We could use the codes below to check the $R^2$ of the model directly.
```{r}
summary(lm_fit)$r.squared # value of R2
```
And get the values of the coefficients directly.
```{r}
coefficients(lm_fit) # only check the coefficient
```
The model can be improved. From the scatter plot between ``EDUC`` and ``AGE``, many respondents get to their highest level of education before the age of 25. After 25, ``AGE`` has trivial influence on ``EDUC``. We, then, are interested in the relationship before the age of 25.
```{r}
minneapolis_age <- filter(minneapolis_2017, AGE <= 25)
ggplot(minneapolis_age, aes(AGE, EDUC)) +
geom_jitter(size = 0.5) +
geom_smooth(method = 'lm')
```
```{r}
lm_fit <- lm(EDUC ~ AGE,
data = minneapolis_age)
summary(lm_fit)
```
The model provides better fitness to the dataset now.

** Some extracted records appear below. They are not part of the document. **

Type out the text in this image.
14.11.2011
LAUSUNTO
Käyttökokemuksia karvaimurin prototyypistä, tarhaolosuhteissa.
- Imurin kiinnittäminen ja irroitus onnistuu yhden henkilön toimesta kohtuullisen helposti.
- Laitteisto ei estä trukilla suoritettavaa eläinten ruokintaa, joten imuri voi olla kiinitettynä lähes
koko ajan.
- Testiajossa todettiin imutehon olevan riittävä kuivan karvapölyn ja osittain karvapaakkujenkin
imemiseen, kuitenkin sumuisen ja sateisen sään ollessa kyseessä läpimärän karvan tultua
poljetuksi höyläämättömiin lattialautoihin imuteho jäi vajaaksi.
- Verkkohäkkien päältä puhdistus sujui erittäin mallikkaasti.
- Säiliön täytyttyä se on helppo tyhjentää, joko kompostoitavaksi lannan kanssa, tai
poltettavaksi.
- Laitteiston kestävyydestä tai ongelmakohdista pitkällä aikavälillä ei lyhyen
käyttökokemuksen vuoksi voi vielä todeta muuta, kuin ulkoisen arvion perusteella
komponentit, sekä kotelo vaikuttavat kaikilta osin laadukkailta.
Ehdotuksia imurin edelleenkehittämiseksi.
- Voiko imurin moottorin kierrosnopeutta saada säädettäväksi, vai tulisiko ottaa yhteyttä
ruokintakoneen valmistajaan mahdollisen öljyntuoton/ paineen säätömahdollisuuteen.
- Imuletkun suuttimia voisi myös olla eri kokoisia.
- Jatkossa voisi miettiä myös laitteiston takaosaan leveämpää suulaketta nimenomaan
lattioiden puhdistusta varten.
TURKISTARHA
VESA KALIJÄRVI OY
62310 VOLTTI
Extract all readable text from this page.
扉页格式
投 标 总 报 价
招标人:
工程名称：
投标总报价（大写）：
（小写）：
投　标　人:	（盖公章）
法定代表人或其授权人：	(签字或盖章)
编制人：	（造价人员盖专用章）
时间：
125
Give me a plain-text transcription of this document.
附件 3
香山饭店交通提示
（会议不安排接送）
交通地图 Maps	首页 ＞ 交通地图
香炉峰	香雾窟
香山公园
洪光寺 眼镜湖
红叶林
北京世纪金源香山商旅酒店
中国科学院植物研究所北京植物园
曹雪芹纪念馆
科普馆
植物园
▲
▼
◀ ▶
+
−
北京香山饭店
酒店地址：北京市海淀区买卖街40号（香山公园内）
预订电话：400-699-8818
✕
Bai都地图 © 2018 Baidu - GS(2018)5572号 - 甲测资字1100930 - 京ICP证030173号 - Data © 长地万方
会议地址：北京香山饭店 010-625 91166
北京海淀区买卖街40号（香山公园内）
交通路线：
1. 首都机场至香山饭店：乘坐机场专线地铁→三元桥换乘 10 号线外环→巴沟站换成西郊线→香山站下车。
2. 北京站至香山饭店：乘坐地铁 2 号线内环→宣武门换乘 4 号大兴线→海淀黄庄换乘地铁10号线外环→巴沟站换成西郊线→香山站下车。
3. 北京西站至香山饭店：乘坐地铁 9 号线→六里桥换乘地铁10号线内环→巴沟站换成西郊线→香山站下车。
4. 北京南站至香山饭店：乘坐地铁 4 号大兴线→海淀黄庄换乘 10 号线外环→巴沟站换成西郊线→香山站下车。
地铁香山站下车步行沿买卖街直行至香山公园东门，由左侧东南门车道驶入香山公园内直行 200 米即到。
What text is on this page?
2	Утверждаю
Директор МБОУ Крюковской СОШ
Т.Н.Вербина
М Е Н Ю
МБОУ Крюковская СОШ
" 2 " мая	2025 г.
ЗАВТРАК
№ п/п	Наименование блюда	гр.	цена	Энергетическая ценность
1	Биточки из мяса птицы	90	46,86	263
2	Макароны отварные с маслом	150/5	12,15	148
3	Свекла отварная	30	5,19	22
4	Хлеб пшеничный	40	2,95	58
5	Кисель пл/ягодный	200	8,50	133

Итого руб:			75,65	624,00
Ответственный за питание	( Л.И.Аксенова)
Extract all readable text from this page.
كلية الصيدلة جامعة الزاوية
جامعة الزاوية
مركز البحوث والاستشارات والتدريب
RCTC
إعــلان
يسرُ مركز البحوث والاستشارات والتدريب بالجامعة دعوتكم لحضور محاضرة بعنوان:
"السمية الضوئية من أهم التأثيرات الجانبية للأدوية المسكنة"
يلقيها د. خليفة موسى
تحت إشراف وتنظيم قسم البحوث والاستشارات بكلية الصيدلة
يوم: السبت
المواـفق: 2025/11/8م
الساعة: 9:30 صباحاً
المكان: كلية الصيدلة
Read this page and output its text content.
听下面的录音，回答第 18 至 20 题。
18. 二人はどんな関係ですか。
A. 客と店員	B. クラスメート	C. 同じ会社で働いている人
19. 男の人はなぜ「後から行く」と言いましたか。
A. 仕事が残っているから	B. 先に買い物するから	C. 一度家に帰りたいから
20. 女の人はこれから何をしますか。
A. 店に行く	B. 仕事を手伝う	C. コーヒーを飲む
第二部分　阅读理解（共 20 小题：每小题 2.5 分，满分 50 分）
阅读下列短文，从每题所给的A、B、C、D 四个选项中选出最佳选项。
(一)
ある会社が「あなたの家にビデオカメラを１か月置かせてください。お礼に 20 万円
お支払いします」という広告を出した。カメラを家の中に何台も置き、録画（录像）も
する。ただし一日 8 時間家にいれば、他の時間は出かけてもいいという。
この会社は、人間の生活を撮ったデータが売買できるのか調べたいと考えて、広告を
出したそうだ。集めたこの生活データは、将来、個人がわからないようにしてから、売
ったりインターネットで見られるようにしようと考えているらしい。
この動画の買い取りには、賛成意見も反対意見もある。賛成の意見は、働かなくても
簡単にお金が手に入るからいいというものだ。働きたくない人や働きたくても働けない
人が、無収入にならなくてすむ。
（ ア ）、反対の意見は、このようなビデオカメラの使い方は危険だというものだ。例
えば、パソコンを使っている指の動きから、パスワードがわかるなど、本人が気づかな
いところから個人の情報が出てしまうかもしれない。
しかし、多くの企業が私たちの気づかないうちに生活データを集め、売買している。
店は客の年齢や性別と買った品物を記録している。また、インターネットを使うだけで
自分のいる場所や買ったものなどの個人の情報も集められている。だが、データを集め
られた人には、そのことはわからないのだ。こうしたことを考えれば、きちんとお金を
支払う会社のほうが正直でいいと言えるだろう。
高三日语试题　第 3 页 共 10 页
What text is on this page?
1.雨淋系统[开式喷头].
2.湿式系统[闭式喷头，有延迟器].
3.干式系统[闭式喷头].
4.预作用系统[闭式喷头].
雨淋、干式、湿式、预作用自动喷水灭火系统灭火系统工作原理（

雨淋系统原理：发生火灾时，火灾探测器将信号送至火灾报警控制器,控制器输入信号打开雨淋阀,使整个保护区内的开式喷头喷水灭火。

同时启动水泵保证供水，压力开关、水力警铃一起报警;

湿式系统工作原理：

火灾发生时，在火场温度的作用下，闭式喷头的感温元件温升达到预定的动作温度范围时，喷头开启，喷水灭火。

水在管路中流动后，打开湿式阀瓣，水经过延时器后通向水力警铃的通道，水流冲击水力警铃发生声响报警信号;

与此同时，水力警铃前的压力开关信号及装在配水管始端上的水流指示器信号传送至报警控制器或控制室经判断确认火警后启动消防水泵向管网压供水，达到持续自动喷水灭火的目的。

Most of the time, we need to examine the relationship between the dependent variable and more than one independent variable. The example below examines the relationship between ``EDUC`` and ``AGE``, ``SEX``, and ``RACE``.
Education level and age.
```{r}
ggplot(minneapolis_2017, aes(AGE, EDUC)) +
geom_jitter(size = 0.5)
```
Education level and gender.
```{r}
ggplot(minneapolis_2017, aes(factor(SEX), EDUC)) +
geom_boxplot()
```
Education level and racial group.
```{r}
ggplot(minneapolis_2017, aes(factor(RACE), EDUC)) +
geom_boxplot()
```
When there is more than one independent variables, we use ``+`` to connect them in the formula. ``RACE`` and ``SEX`` are both categorical variables, so we transform it to factors.
```{r}
mlm_fit <- lm(EDUC ~ AGE + factor(SEX) + factor(RACE),
minneapolis_2017)
summary(mlm_fit)
summary(mlm_fit)$r.squared
```
Without careful research design, the relationships fitted by the regression model are all correlations, not causalities.
## Logistic regression
The above two examples both use continuous variables as their dependent variables. How about using a binomial variable (i.e., dummy variable, 0 or 1 as its value) a dependent variable? Then we need to do logistic regression. There are many functions to well accomplish this. When interpreting the coefficients of the logistic regression result, the coefficient stands for the change of the log odds of the dependent variable to 1.
```{r}
## create a variable to indicate the poverty status of the respondents
minneapolis_poverty <- minneapolis_2017 %>%
filter(!is.na(INCTOT)) %>%
mutate(poverty = ifelse(INCTOT <= 12228, 1, 0))
```
Poverty level and age.
```{r}
ggplot(minneapolis_poverty, aes(AGE, fill = factor(poverty))) +
geom_histogram()
```
Poverty and education level.
```{r}
ggplot(minneapolis_poverty, aes(EDUC, fill = factor(poverty))) +
geom_bar()
```
Poverty and gender.
```{r}
ggplot(minneapolis_poverty, aes(SEX, fill = factor(poverty))) +
geom_bar()
```
Poverty and racial group.
```{r}
ggplot(minneapolis_poverty, aes(RACE, fill = factor(poverty))) +
geom_bar()
```
Here, we introduce the ``glm()`` function. We need to indicate ``family = binomial`` in the function.
```{r}
## logistic regression
logit_reg <- glm(poverty ~ AGE + EDUC + factor(SEX) + factor(RACE),
minneapolis_poverty,
family = binomial)
summary(logit_reg)
```
Most of the information is similar with regression ones except that the logistic regression does not have $R^2$ and adjusted $R^2$. It uses ``AIC`` (Akaike information criterion) in indicate the goodness of the model. If one model has a smaller AIC, it is better.